We evaluated 109 664 Medicare patients who were hospitalized for acute myocardial infarction in a nongovernmental acute care hospital between 1994 and 1996, were 65 years or older, and weighed 159 kg or less. We used logistic regression to examine the relationship of BMI with utilization of cardiac catheterization, percutaneous coronary intervention, and coronary artery bypass grafting while adjusting for patient and hospital characteristics.

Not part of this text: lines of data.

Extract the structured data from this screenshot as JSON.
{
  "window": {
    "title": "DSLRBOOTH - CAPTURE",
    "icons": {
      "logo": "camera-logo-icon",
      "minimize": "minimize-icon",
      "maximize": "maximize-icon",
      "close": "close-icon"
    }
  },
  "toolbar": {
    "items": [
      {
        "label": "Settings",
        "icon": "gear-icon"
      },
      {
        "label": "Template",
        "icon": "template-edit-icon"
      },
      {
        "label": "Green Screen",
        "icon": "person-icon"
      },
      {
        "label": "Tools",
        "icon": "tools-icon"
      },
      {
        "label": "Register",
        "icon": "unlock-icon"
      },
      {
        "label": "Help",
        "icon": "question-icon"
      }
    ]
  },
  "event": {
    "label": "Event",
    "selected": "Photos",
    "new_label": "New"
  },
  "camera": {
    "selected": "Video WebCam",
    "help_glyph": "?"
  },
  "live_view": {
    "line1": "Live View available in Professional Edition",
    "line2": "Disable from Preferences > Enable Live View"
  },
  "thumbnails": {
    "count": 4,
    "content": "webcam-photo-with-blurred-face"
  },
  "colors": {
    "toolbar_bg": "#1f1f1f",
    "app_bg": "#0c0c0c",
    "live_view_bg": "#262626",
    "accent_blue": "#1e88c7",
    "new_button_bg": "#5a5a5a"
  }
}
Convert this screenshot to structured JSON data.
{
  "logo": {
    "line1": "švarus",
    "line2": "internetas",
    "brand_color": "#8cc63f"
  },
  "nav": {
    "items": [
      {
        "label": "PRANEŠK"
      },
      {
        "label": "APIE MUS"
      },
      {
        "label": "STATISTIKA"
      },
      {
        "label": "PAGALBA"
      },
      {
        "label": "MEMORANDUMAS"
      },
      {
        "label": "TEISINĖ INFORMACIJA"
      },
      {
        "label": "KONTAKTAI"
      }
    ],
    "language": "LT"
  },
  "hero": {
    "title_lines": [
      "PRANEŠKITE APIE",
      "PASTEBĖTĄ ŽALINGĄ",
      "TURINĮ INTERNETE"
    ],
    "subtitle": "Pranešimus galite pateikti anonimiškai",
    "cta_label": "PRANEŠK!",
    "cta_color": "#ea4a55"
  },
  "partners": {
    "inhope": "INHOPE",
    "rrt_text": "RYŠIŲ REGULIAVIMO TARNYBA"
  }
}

Participants had a mean age of 75.8 years; 53% were men and 90% were white. Individuals with a BMI of 25.0 to 35.0 had the highest rates of coronary procedure utilization. Compared with patients with a BMI of 25.0 to 29.9, those with a BMI of 35.0 to 39.9 had a reduced adjusted odds ratio (OR) of receiving coronary artery bypass grafting (OR, 0.88; 95% confidence interval [CI], 0.79-0.98), whereas patients with a BMI of 40.0 or greater had the lowest odds of receiving cardiac catheterization (OR, 0.82; 95% CI, 0.73-0.92), percutaneous coronary intervention (OR, 0.89; 95% CI, 0.77-1.03), and coronary artery bypass grafting (OR, 0.68; 95% CI, 0.57-0.82). Patients who did not receive coronary revascularization had higher mortality rates than those who did.
For patients hospitalized with acute myocardial infarction, those with a very high BMI were less likely to receive invasive coronary procedures. Future research should investigate reasons for these variations in coronary procedure utilization.